Nous avons vu la mue du Thi d’okinawa, pratiqué clandestinement, où il s’agissait de sauver sa vie, donc d’être très efficace jusqu’à pouvoir tuer d’un seul coup.
Il s’en est suivi une transformation à des fins éducatives pour pouvoir être enseigné à l’école, en enlevant un certain nombre de techniques trop dangereuses.
Puis l’exportation au Japon du Karaté, avec la volonté d’être admis dans le budo, dont un des exemples de l’époque est le judo, va continuer à enlever ou modifier un certain nombre de techniques.
Refaisons un petit détour avec Kenji Tokitsu.
Né au Japon, il s’est installé en France à 24 ans. Pratiquant d’arts martiaux et créateur de son école Tokitsu-ryu, auteurs de livres dont une traduction commentée du Gorin no Sho de Miyamoto Musashi, c’est un sociologue et spécialiste des civilisations orientales qui s’interroge sur l’histoire du karaté et du budo.
Dans son livre « La voie du karaté ; Pour une histoire des arts martiaux japonais », il nous dit : « Dans le budo (l’ensemble des arts martiaux japonais), cet état (mode d’existence envers soi-même et autrui) est atteint par la maîtrise de techniques orientées vers le combat à mort »
Le Budo se développe dans un contexte historique où il n’y a pas de distance entre le mode de vie et la pratique de techniques de combat par les guerriers, ce qui l’a amené à un très haut niveau.
Il a fallu qu’ensuite il se repense, pour s’adapter à une nouvelle société, mais il est resté profondément ancré dans la culture japonaise où l’homme, respectant les rythmes de la nature et les siens peut se réaliser avec ces arts.
Le karaté, issue d’une autre histoire, à fait son possible pour mériter d’être accepté comme budo.

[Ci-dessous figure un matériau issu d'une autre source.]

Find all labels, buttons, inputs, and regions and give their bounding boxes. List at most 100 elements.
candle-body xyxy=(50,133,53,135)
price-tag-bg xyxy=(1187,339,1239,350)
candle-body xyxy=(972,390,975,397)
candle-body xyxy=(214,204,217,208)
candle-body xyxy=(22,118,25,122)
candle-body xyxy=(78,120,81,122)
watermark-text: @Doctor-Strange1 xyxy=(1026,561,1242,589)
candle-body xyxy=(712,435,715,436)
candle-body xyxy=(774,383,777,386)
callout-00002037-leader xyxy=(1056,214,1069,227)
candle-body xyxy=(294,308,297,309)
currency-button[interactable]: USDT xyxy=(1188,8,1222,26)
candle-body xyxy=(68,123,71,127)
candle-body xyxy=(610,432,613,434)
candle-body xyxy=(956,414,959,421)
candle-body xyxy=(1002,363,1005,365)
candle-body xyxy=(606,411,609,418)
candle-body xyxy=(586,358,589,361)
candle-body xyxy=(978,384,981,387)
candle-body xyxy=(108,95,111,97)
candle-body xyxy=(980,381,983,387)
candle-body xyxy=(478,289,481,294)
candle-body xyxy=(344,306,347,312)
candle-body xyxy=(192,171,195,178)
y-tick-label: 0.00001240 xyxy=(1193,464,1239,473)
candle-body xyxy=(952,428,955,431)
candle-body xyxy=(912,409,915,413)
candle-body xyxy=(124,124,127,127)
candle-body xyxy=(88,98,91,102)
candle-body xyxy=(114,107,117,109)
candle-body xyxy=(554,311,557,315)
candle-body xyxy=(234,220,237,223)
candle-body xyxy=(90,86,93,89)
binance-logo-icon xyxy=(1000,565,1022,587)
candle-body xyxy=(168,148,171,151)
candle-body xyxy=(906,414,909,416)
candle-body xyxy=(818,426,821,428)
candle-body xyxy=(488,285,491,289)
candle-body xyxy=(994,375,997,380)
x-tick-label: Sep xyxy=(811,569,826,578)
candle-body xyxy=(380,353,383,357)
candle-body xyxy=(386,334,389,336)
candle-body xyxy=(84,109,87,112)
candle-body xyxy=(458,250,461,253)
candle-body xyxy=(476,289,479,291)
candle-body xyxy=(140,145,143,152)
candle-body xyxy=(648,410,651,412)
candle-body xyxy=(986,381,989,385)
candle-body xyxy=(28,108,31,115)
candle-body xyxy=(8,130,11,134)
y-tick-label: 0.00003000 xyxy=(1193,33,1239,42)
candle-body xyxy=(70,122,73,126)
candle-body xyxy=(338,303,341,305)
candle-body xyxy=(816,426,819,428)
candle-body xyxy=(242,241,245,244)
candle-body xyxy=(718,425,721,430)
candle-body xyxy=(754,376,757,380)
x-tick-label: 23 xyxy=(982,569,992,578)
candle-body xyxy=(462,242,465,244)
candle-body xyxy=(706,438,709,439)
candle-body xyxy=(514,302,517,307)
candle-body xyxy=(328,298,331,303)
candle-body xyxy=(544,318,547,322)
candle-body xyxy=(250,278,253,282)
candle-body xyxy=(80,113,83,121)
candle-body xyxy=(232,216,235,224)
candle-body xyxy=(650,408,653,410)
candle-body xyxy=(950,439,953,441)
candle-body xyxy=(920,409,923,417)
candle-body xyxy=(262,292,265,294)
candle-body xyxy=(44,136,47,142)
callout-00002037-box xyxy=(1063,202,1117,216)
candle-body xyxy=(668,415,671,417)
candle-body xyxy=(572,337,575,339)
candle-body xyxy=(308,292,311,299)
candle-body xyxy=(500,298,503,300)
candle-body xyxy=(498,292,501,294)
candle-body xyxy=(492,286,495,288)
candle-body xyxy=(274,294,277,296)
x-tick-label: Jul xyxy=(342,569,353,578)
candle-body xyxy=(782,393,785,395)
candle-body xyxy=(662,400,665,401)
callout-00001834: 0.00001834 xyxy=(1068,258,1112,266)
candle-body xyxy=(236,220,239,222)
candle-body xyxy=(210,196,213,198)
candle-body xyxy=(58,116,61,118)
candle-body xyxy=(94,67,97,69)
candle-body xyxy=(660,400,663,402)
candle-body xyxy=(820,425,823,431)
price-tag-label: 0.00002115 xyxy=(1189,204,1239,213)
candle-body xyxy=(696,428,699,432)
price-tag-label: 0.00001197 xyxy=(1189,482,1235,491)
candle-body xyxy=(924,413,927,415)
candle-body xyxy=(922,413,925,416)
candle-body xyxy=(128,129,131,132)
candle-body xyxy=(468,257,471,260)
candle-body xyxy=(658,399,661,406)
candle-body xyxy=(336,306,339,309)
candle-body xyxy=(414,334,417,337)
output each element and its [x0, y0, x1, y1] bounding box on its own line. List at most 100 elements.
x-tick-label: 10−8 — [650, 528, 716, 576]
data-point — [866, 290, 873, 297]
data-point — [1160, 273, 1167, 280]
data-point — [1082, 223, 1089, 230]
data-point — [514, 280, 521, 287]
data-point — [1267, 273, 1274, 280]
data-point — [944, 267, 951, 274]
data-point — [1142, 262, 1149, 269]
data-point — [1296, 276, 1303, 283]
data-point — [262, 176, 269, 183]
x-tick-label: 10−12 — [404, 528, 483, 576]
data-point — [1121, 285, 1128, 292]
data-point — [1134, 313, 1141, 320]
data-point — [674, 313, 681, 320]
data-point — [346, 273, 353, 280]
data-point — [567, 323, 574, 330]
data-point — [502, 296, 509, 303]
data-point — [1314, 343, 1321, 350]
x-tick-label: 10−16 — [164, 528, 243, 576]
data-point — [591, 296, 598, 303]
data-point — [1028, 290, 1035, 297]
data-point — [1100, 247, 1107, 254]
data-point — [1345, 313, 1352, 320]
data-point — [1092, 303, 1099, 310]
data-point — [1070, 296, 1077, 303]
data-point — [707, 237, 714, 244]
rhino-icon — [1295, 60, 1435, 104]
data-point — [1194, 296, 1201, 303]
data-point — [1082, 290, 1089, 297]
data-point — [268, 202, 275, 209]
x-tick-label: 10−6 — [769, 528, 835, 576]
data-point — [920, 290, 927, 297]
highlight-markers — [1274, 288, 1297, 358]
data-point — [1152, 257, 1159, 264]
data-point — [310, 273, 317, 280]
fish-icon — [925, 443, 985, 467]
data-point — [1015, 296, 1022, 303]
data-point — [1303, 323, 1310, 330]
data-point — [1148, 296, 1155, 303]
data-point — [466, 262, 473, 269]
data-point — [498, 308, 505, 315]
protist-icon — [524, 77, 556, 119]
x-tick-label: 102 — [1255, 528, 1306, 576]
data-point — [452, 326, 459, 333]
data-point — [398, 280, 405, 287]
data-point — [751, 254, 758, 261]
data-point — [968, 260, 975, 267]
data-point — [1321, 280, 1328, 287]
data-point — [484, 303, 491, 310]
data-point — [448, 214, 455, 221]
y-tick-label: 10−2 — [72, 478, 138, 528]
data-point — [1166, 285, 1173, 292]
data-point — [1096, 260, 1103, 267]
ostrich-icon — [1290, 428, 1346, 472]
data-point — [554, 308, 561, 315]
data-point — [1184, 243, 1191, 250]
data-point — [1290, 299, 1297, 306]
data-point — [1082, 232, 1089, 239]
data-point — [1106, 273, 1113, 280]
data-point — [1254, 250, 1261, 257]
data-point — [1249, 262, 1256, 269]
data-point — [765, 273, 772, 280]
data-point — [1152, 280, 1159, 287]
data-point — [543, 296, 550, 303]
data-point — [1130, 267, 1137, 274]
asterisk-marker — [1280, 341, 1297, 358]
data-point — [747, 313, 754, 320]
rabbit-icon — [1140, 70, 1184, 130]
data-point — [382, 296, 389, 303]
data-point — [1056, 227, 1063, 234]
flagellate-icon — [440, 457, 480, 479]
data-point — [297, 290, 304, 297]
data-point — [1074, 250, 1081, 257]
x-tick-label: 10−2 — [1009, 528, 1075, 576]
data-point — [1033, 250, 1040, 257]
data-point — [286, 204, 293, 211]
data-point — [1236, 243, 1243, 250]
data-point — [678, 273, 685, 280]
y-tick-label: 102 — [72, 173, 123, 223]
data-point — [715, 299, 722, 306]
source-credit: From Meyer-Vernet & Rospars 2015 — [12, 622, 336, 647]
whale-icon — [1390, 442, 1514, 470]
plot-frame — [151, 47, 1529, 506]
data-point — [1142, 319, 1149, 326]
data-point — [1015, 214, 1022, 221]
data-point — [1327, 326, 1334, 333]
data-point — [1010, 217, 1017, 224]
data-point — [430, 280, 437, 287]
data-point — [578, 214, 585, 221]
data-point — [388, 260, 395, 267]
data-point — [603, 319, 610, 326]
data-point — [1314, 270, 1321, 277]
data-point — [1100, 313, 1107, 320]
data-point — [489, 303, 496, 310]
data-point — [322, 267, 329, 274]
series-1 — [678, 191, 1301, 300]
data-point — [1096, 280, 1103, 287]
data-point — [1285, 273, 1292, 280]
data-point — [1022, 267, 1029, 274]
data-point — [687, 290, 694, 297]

Mais il a eu beaucoup de difficultés, Kenji Tokitsu nous dit que « le karaté a été considéré par le public japonais comme un art martial au bas de la hiérarchie qualitative des arts martiaux venant après le Kendo, le Kyudo, l’aïkido, le judo… »
Il pense que cela est du au fait que Kendo, Kyudo aïkido, judo… viennent historiquement de la classe guerrière, souvent noble, y compris dans la structuration du nouveau Japon.
Le karaté n’avait pas cette relation et souvent, les pratiquants de karaté provenaient de couches sociales plus basses que les pratiquant des autres budo.
Remarquez également que l’on dit spontanément Ju-do, Aïki-do, Ken-do, Kyu-do, Iai-do (je laisse volontairement de côté les appellations jutsu) mais on dit Karaté et non pas Karaté-do !
Parallèlement, s’effectue progressivement une autre mue avec la compétition. En France et probablement tout l’occident c’est généralement sous la forme des sports de combat qu’apparaitront judo, karaté, kendo par exemple. Cela brouillera le message sur ce qu’est un budo.
Il en sera de même avec Nanbu Doshu Soke.
Il apparait comme compétiteur, et quel compétiteur !
Et puis très vite, à 23 ans, il cherchera autre chose.
Nanbu Doshu Soke est Japonais, pas Okinawaïen. Si le Nanbudo à des racines à Okinawa, il en a également au Japon !
Après le karaté Shukokai, le karaté Sankukai ou apparait également la notion de Sankudo, Nanbu Doshu, dans la tradition des budo, donnera son nom, et non pas à un ryu mais à un Do. D’ailleurs se côtoieront l’appellation Nanbudo et Nanbu-budo.
C’est donc bien un Budo qu’a créé Nanbu Doshu.
Retrouvant toute la richesse originelle du thi d’Okinawa avec les techniques oubliées de la compétition, Nage, Kansetsu, Shime… il va les transformer pour certaines, les orchestrer différemment, leur donner du sens, les relier à un travail du Ki et à une philosophie pour une autre vision du Budo adaptée au 21e siècle.